Annual Comments on the DJIA

Dow Jones 2013 average

Image courtesy Google Finance

Welcome to my annual tradition of year-end comment on the Dow Jones Industrial Average.

First of all, I’m not a stockbroker, so these comments are just observations, and not advice.

Every year I track how the DJIA is doing. If you read my earlier blog posts, you’ll see that I ask people not to get excited by high and lows of the market. Slow growth is better for the economy as a whole. I say this because most of the previous highs were artificially stimulated by the fraudulent misrepresentation of corporate financial statements.

  • 2010 DJIA was 11,577
  • 2011 DJIA was 12,218
  • 2012 DJIA was 13,105
  • 2013 DJIA, as I write this 12/31 at 11 am, is 16,536.
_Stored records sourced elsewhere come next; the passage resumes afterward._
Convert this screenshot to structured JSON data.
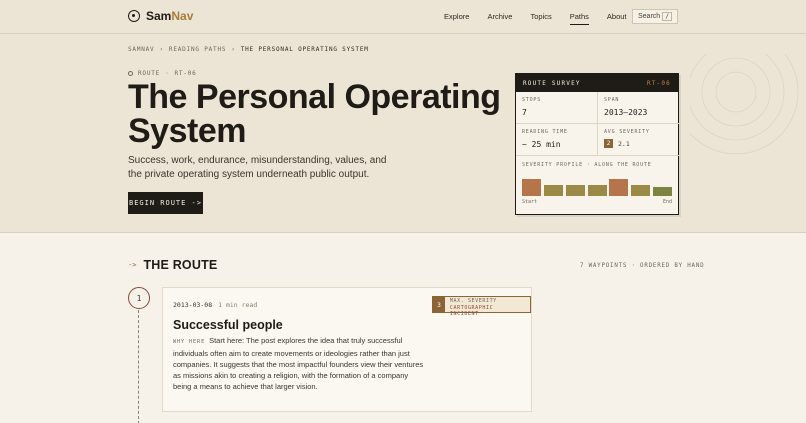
{
  "brand": {
    "name_a": "Sam",
    "name_b": "Nav"
  },
  "nav": {
    "items": [
      {
        "label": "Explore"
      },
      {
        "label": "Archive"
      },
      {
        "label": "Topics"
      },
      {
        "label": "Paths",
        "active": true
      },
      {
        "label": "About"
      }
    ],
    "search_label": "Search",
    "search_key": "/"
  },
  "breadcrumb": {
    "root": "SAMNAV",
    "section": "READING PATHS",
    "current": "THE PERSONAL OPERATING SYSTEM",
    "sep": "›"
  },
  "hero": {
    "route_label": "ROUTE",
    "route_code": "RT-06",
    "title": "The Personal Operating System",
    "subtitle": "Success, work, endurance, misunderstanding, values, and the private operating system underneath public output.",
    "cta": "BEGIN ROUTE ->"
  },
  "survey": {
    "title": "ROUTE SURVEY",
    "code": "RT-06",
    "stops_label": "STOPS",
    "stops_value": "7",
    "span_label": "SPAN",
    "span_value": "2013–2023",
    "reading_label": "READING TIME",
    "reading_value": "~ 25 min",
    "severity_label": "AVG SEVERITY",
    "severity_badge": "2",
    "severity_value": "2.1",
    "profile_label": "SEVERITY PROFILE · ALONG THE ROUTE",
    "start_label": "Start",
    "end_label": "End"
  },
  "chart_data": {
    "type": "bar",
    "categories": [
      "1",
      "2",
      "3",
      "4",
      "5",
      "6",
      "7"
    ],
    "values": [
      3,
      2,
      2,
      2,
      3,
      2,
      1.5
    ],
    "colors": [
      "#b5754a",
      "#9b8a45",
      "#9b8a45",
      "#9b8a45",
      "#b5754a",
      "#9b8a45",
      "#7d8442"
    ],
    "ylim": [
      0,
      3.5
    ],
    "title": "",
    "xlabel": "",
    "ylabel": ""
  },
  "route": {
    "arrow": "->",
    "title": "THE ROUTE",
    "meta": "7 WAYPOINTS · ORDERED BY HAND"
  },
  "stop": {
    "number": "1",
    "date": "2013-03-08",
    "read_time": "1 min read",
    "severity_num": "3",
    "severity_label": "MAX. SEVERITY",
    "severity_text": "CARTOGRAPHIC INCIDENT",
    "title": "Successful people",
    "why_label": "WHY HERE",
    "body": "Start here: The post explores the idea that truly successful individuals often aim to create movements or ideologies rather than just companies. It suggests that the most impactful founders view their ventures as missions akin to creating a religion, with the formation of a company being a means to achieve that larger vision."
  },
  "colors": {
    "accent": "#a57d3a",
    "ink": "#1f1b16",
    "rust": "#8a4b34"
  }
}
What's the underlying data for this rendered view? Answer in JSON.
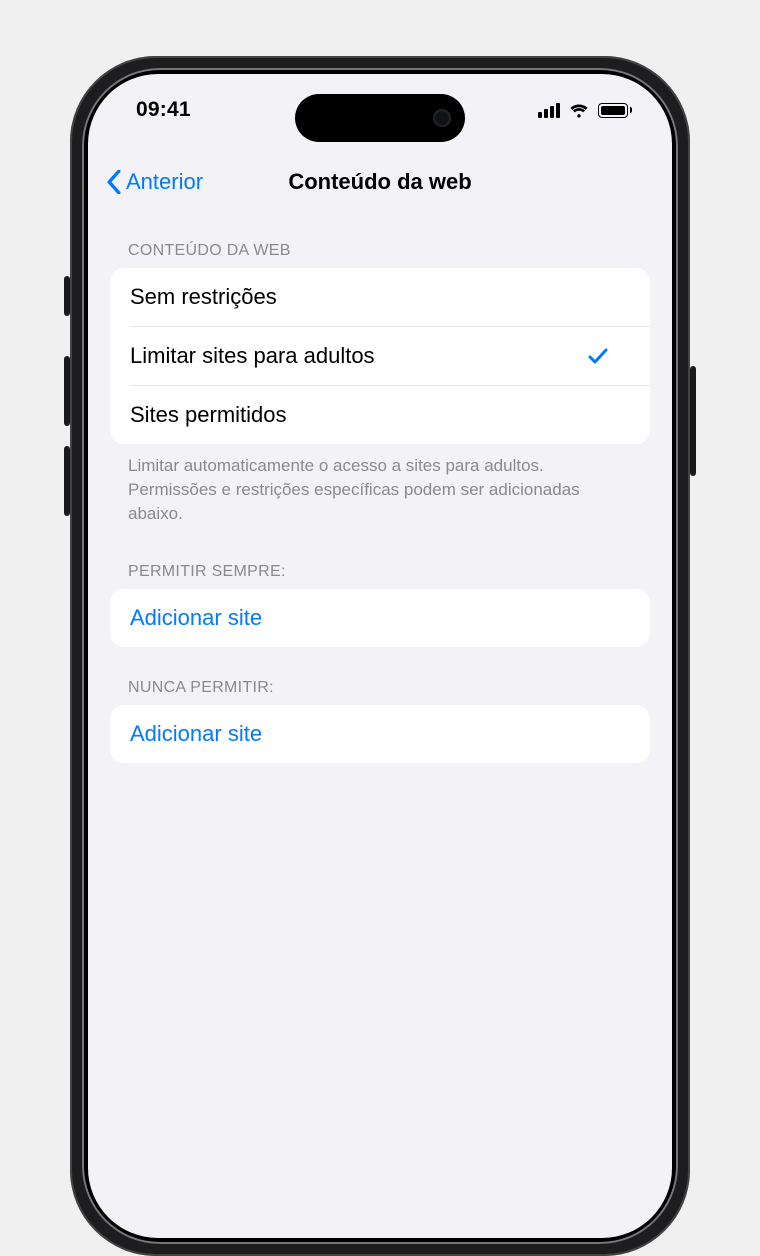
{
  "status": {
    "time": "09:41"
  },
  "nav": {
    "back_label": "Anterior",
    "title": "Conteúdo da web"
  },
  "sections": {
    "web_content": {
      "header": "CONTEÚDO DA WEB",
      "options": [
        {
          "label": "Sem restrições",
          "selected": false
        },
        {
          "label": "Limitar sites para adultos",
          "selected": true
        },
        {
          "label": "Sites permitidos",
          "selected": false
        }
      ],
      "footer": "Limitar automaticamente o acesso a sites para adultos. Permissões e restrições específicas podem ser adicionadas abaixo."
    },
    "always_allow": {
      "header": "PERMITIR SEMPRE:",
      "add_label": "Adicionar site"
    },
    "never_allow": {
      "header": "NUNCA PERMITIR:",
      "add_label": "Adicionar site"
    }
  },
  "colors": {
    "accent": "#007aff",
    "bg": "#f2f2f7"
  }
}
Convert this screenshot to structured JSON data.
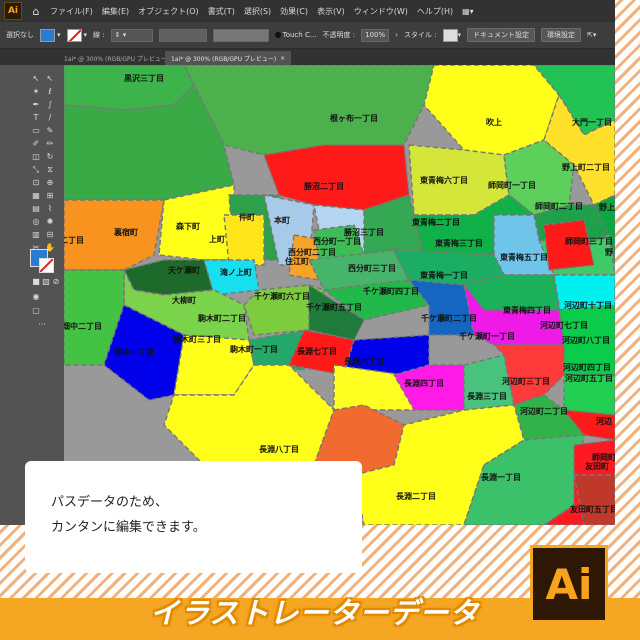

Do you think this increase of more than 3,000 in one year is valid? Did we as a country do that much better this year? Or do we, the investors, just show more confidence in the market?

Looking back in my blog, I said that it was a dramatic change when there was a doubling from 1996 to 2006. So if doubling in ten years is too dramatic, is a 5,000 point increase from 2010 too much? At this rate, the DJIA for 2020 would be 33202. My warning is that the DJIA shouldn’t double in 10 years. It shouldn’t be greater than 23,154.

If you know me personally, you know that I am not a doom and gloom type of person. I am a person who observes closely and interprets data. So while many people will be excited with the growth, I, on the other hand, am going to be cautious.